After all, some of the best clients and professional relationships come from spreading your knowledge and sharing resources with others in the woodworking industry.

Simply put, think of it as networking with a little more generosity thrown into the mix.

John holds the process of helping other woodworkers close to his heart and attributes that to the success of his shop in comparison to others. In his own words:  

Every maker space that I have looked at requires a basic class to use the equipment, then leaves you on your own. In a sense, they are setting people up to fail as soon as they encounter a process that is new. Without available human advisors, you will not retain your clients, and you will not build community.

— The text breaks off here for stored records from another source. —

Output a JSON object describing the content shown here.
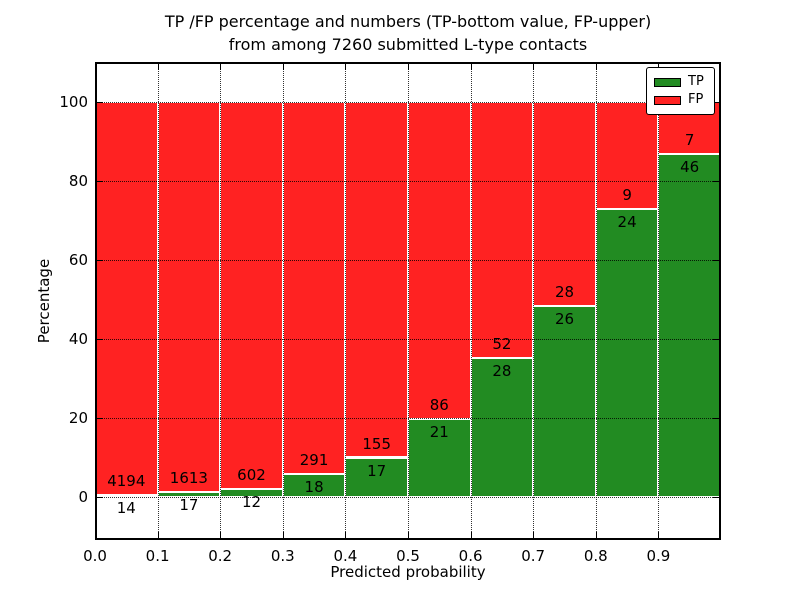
{
  "chart_data": {
    "type": "bar",
    "stacked": true,
    "title_line1": "TP /FP percentage and numbers (TP-bottom value, FP-upper)",
    "title_line2": "from among 7260 submitted L-type contacts",
    "xlabel": "Predicted probability",
    "ylabel": "Percentage",
    "total_contacts": 7260,
    "xlim": [
      0.0,
      1.0
    ],
    "ylim": [
      -11,
      110
    ],
    "x_tick_labels": [
      "0.0",
      "0.1",
      "0.2",
      "0.3",
      "0.4",
      "0.5",
      "0.6",
      "0.7",
      "0.8",
      "0.9"
    ],
    "y_tick_values": [
      0,
      20,
      40,
      60,
      80,
      100
    ],
    "grid": "dotted",
    "bins": [
      {
        "x_start": 0.0,
        "x_end": 0.1,
        "tp": 14,
        "fp": 4194,
        "tp_percent": 0.33
      },
      {
        "x_start": 0.1,
        "x_end": 0.2,
        "tp": 17,
        "fp": 1613,
        "tp_percent": 1.04
      },
      {
        "x_start": 0.2,
        "x_end": 0.3,
        "tp": 12,
        "fp": 602,
        "tp_percent": 1.95
      },
      {
        "x_start": 0.3,
        "x_end": 0.4,
        "tp": 18,
        "fp": 291,
        "tp_percent": 5.83
      },
      {
        "x_start": 0.4,
        "x_end": 0.5,
        "tp": 17,
        "fp": 155,
        "tp_percent": 9.88
      },
      {
        "x_start": 0.5,
        "x_end": 0.6,
        "tp": 21,
        "fp": 86,
        "tp_percent": 19.63
      },
      {
        "x_start": 0.6,
        "x_end": 0.7,
        "tp": 28,
        "fp": 52,
        "tp_percent": 35.0
      },
      {
        "x_start": 0.7,
        "x_end": 0.8,
        "tp": 26,
        "fp": 28,
        "tp_percent": 48.15
      },
      {
        "x_start": 0.8,
        "x_end": 0.9,
        "tp": 24,
        "fp": 9,
        "tp_percent": 72.73
      },
      {
        "x_start": 0.9,
        "x_end": 1.0,
        "tp": 46,
        "fp": 7,
        "tp_percent": 86.79
      }
    ],
    "legend": {
      "position": "upper right",
      "entries": [
        {
          "label": "TP",
          "color": "#228b22"
        },
        {
          "label": "FP",
          "color": "#ff2222"
        }
      ]
    },
    "colors": {
      "tp": "#228b22",
      "fp": "#ff2222",
      "bar_edge": "#ffffff",
      "grid": "#000000",
      "background": "#ffffff",
      "text": "#000000"
    }
  }
}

John became more successful than ever when he transitioned his business from contract work to a community shop that’s primary focus is helping others succeed. As he puts it:

IsGood Woodworks has evolved to reflect my true passion, which is helping others to succeed. We are now a community shop with classes, shop rentals, and robust mentoring.

What’s Next?

To recap this step-by-step guide for how to start a woodworking business, ask yourself the following questions:

  • Do I have the required skills to start a woodworking business?
  • Do I understand the basics of this process?
  • Do I know how to create a business plan?
  • Will I be able to acquire funding to make a profit/make this business lucrative?
  • What are the costs? 
  • Where will my business be located?
  • Will I be able to acquire the tools and materials needed?
  • Will I be comfortable communicating with clients?
  • Can I afford to hire employees when necessary?
  • Why am I starting a woodworking business?
  • Do I need any additional help or advice?
  • How can I develop a working brand and marketing strategy?
  • What exactly must I do to be successful?

By now, you should have all of the tools to know how to start your own woodworking business – it’s time to take the next step!